Clone the repository to your local machine in the desired directory:
git clone https://github.com/simdis/distributedCNNs
To run the code, a virtual environment is highly suggested, e.g. using virtualenv or conda:
# pip install virtualenv
cd <path-to-distributedCNNs-directory>
virtualenv envname
source envname/bin/activate
pip install -r requirements.txt
cd <path-to-distributedCNNs-directory>
conda create --name envname
source activate envname
while read requirement; do conda install -n envname --yes $requirement; done < requirements.txt
To have an idea of how the proposed methodology works, the example folder is the best choice. Within it, there are four jupyter notebooks covering four possible applications of the methodology itself.
If desired, the python script execute_notebook.py is able to run many times the proposed methodology. For each experiment, a jupyter notebook is created, along with all the output CSVs. For instance, with the command
python execute_notebook.py --num_exps 50 --output_dir <path-to-output-folder>
the methology will be run 50 times in the default configuration, i.e., a single AlexNet CNN to be placed in an IoT system comprising 50 units (45% of BeagleBone AI, 45% of OrangePi Zero, and 10% of Raspberry Pi 3B+).

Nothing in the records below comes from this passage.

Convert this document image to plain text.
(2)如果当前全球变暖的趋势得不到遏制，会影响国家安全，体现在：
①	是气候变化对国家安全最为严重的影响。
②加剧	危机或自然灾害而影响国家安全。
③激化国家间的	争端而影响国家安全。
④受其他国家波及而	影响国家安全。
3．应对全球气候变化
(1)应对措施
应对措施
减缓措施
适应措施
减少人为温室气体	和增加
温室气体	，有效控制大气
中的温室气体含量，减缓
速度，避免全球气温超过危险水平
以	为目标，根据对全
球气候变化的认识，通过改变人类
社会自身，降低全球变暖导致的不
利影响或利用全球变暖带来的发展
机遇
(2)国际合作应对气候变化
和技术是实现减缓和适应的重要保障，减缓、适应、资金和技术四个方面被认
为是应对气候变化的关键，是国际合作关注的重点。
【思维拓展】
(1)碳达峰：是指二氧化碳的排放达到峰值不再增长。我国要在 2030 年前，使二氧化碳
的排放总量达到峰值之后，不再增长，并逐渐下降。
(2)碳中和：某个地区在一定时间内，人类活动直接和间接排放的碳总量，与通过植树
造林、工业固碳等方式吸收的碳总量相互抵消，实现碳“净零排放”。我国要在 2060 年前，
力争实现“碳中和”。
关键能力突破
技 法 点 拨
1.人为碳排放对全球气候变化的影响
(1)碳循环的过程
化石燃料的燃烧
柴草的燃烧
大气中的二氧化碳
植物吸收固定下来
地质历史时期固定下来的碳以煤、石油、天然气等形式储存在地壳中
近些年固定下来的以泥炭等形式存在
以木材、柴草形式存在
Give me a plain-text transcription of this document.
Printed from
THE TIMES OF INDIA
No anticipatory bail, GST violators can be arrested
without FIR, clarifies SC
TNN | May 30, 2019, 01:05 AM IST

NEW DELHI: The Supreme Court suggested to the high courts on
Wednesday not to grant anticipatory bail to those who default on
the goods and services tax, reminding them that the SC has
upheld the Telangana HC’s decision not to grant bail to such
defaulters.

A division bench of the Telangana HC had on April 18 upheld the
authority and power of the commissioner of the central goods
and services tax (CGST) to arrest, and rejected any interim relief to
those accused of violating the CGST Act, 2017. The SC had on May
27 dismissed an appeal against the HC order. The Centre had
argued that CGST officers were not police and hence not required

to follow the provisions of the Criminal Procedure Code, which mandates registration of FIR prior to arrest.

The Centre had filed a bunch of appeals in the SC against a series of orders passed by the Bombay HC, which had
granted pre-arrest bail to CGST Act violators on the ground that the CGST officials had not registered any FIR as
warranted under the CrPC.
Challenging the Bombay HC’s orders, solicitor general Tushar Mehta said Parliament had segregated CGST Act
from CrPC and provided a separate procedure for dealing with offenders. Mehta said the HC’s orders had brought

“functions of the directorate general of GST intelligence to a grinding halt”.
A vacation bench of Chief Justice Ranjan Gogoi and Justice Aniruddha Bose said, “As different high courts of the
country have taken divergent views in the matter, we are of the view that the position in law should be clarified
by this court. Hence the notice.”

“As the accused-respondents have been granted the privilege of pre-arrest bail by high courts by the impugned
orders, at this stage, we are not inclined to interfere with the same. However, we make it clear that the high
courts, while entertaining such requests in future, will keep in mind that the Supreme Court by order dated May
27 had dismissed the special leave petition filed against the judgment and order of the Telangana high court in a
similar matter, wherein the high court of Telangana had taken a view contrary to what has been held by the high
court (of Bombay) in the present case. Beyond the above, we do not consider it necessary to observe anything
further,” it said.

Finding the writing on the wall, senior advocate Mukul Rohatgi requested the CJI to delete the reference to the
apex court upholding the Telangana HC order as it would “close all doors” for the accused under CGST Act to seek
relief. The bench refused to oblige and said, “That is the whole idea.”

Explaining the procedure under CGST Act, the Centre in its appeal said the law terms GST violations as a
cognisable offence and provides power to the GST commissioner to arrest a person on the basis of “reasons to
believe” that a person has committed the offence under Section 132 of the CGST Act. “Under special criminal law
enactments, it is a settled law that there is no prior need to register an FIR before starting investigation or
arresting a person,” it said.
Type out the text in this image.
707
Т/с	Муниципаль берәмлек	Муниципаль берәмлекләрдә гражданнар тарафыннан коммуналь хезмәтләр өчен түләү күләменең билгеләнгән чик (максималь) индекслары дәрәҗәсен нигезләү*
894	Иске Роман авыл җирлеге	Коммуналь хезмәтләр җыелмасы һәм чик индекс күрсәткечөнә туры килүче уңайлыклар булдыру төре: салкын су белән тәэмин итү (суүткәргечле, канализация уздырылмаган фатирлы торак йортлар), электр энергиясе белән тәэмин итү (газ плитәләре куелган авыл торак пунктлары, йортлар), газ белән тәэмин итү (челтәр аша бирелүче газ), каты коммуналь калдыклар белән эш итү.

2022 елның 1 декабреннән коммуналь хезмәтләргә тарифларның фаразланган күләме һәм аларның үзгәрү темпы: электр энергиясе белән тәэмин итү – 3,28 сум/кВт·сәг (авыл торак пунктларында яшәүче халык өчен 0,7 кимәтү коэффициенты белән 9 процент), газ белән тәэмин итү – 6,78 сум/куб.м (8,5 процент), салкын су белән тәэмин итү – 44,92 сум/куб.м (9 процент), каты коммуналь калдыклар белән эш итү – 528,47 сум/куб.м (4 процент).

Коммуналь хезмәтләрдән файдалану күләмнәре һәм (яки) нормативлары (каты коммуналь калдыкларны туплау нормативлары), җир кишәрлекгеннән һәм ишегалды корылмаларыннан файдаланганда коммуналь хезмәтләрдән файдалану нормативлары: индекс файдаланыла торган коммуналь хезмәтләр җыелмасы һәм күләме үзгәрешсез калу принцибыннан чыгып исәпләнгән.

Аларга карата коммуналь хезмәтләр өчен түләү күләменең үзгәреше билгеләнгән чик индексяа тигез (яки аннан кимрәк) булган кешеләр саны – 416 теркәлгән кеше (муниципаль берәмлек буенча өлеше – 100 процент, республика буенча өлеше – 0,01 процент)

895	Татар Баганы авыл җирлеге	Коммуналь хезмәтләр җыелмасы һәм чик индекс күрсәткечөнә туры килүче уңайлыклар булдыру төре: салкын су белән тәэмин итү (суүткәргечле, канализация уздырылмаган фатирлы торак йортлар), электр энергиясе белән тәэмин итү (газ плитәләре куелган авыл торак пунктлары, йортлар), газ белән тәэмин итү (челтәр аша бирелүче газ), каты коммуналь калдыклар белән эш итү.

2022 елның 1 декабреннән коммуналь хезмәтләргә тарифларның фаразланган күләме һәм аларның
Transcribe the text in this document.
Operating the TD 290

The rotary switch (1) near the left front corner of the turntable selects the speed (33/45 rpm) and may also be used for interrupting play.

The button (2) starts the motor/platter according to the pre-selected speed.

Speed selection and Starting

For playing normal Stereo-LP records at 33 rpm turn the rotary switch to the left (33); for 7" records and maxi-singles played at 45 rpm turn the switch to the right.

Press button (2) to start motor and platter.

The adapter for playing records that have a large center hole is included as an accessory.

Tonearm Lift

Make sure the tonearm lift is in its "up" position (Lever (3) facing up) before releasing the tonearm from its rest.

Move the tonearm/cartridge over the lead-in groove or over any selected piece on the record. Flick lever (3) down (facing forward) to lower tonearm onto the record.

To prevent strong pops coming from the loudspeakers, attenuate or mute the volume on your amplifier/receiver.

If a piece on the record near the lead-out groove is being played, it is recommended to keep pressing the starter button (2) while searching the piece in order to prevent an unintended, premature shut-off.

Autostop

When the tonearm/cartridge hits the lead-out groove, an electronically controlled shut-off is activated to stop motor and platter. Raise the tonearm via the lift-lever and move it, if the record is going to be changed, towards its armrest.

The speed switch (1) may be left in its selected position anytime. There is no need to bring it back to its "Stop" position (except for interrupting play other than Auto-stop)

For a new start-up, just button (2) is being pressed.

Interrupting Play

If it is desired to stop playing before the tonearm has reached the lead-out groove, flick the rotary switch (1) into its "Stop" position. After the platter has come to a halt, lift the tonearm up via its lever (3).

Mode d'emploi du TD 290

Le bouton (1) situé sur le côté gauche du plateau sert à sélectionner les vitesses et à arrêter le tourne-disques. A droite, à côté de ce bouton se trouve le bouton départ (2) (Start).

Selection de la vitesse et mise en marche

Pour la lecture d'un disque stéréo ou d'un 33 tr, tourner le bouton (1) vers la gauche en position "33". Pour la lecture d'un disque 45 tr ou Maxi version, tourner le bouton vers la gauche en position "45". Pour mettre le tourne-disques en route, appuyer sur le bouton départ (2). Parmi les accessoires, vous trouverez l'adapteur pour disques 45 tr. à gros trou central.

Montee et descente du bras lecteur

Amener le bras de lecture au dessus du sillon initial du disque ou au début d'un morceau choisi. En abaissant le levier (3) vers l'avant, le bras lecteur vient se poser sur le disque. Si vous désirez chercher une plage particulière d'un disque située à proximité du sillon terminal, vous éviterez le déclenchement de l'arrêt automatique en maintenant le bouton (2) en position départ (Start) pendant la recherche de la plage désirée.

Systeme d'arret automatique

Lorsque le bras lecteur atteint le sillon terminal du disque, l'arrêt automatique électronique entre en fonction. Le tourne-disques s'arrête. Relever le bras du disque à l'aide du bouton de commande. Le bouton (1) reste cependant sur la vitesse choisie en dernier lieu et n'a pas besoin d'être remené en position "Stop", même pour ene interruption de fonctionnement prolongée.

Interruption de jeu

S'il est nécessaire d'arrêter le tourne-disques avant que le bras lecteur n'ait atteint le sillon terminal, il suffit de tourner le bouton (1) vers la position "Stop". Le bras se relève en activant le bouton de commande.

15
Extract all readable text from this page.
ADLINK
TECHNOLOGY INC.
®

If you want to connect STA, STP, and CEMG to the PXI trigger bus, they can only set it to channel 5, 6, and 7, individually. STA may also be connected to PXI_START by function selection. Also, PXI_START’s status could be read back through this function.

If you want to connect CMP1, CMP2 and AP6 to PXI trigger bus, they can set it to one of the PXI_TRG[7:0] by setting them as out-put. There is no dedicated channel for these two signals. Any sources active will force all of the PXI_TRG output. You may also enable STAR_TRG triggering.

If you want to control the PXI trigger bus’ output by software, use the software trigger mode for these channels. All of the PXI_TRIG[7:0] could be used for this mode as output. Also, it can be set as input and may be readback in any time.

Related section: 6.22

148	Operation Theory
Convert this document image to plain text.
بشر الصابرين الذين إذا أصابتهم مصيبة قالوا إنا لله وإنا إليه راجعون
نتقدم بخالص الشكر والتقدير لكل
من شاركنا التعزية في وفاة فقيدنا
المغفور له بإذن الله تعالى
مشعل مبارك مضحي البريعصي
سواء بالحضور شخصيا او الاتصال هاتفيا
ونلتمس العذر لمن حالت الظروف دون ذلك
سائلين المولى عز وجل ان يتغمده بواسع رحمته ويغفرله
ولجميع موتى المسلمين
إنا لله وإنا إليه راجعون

The parameters of the execute_notebook.py allow to define several custom configurations. However, the current version of the script allows to define IoT systems comprising only three types of IoT units, i.e., the BeagleBone AI, the OrangePi Zero, and the Raspberry Pi 3B+ (if you set the probability of one of those IoT units to zero, you can define an IoT system without that IoT unit).